Шаляпину приходилось гастролировать на Западе для того, чтобы вернуть свое состояние, утраченное во время революции. Он испытал нужду и голод, он наблюдал немало трагических судеб певцов, потерявших голос, утративших и славу, и богатство, ставших никому не нужными, доживавших свой век в нищете, в горечи и унижении. С приближением старости у Шаляпина все более возрастал страх перед возможностью такого завершения карьеры, и он хотел обеспечить будущее себе и своей семье. Этот страх, подкрепляемый испытанными в юности травмами, да и событиями в России, со временем завладел его мыслями и изменил его характер.

Вести с родины были неутешительными. Советская Россия все дальше отходила от провозглашенных идеалов равенства и социальной справедливости. Жизнь в ней становилась все более тяжкой и небезопасной.

Не убеждали и сладкоречивые дифирамбы Максима Горького достижениям нового государства[77]. Да и вторая жена Шаляпина, Мария Валентиновна[78], была против возвращения.

Прошло немало времени, пока Шаляпин примирился с мыслью о том, что навсегда покинул Россию, которую глубоко любил и по которой тосковал; словно осуществилось давнее предчувствие трагического судьбоносного поворота, краха всей «системы координат», составлявшей опору и смысл его жизни, питавшей его творчество плодоносными соками.

Вместо предполагавшихся шести месяцев Шаляпин провел в Америке полтора года. Он только выезжал на короткое время в Европу: в сентябре 1923 года лечился и отдыхал во Франции. Но в мае 1924 года он вернулся в Европу на более продолжительное время. Провел концерты в Лондоне (Ройял Альберт Холл, Куни Холл), а затем спел несколько спектаклей «Бориса Годунова» и «Хованщины» в парижской Гранд Опера.

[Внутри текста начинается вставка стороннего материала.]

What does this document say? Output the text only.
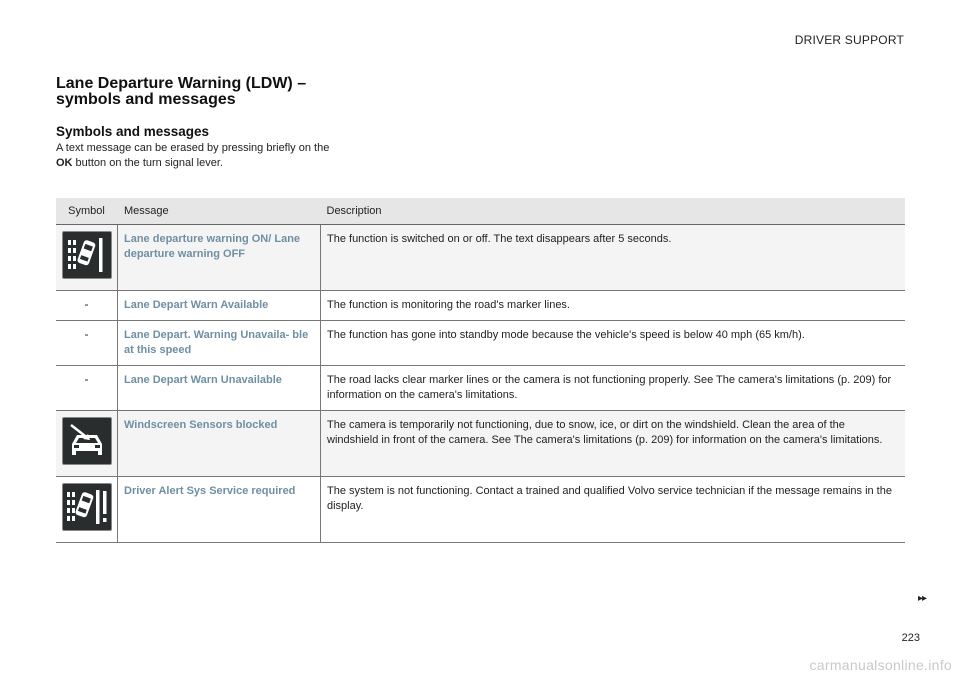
DRIVER SUPPORT
Lane Departure Warning (LDW) – symbols and messages
Symbols and messages

A text message can be erased by pressing briefly on the OK button on the turn signal lever.

Symbol	Message	Description

	Lane departure warning ON/ Lane departure warning OFF	The function is switched on or off. The text disappears after 5 seconds.
-	Lane Depart Warn Available	The function is monitoring the road's marker lines.
-	Lane Depart. Warning Unavaila- ble at this speed	The function has gone into standby mode because the vehicle's speed is below 40 mph (65 km/h).
-	Lane Depart Warn Unavailable	The road lacks clear marker lines or the camera is not functioning properly. See The camera's limitations (p. 209) for information on the camera's limitations.

	Windscreen Sensors blocked	The camera is temporarily not functioning, due to snow, ice, or dirt on the windshield. Clean the area of the windshield in front of the camera. See The camera's limitations (p. 209) for information on the camera's limitations.

	Driver Alert Sys Service required	The system is not functioning. Contact a trained and qualified Volvo service technician if the message remains in the display.
▸▸
223
carmanualsonline.info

Во время гастролей Шаляпина в Париже к нему приезжала в гости Иола Игнатьевна с детьми. Состоялась трогательная встреча. Шаляпин был полон энергии, как в молодые годы. Он неутомимо водил их по Парижу, показывал достопримечательности. Вечером в номере отеля «Балтимор» они все вместе пели русские песни.

Однажды вечером, незадолго до возвращения семьи в Россию, Шаляпин вдруг загрустил во время роскошного ужина в ресторане отеля.

«До чего ж мне надоели все эти деликатесы и разные „птифуры”. Поел бы я сейчас хороших щей с грудинкой, воблы и „вятских рыжиков”, а потом попил бы чаю с молоком; вот кабы сейчас стояла на столе крынка с красноватым топленым молоком и эдакой, знаете ли, коричневой корочкой, и непременно бы разливать молоко деревянной ложкой. Да где уж тут! Не только крынки, пожалуй, и топленого молока во всем Париже не найдешь!»[79]

Он помолчал.

– Как там, в России? Рассказывайте!

Разговор о далекой родине затянулся далеко заполночь.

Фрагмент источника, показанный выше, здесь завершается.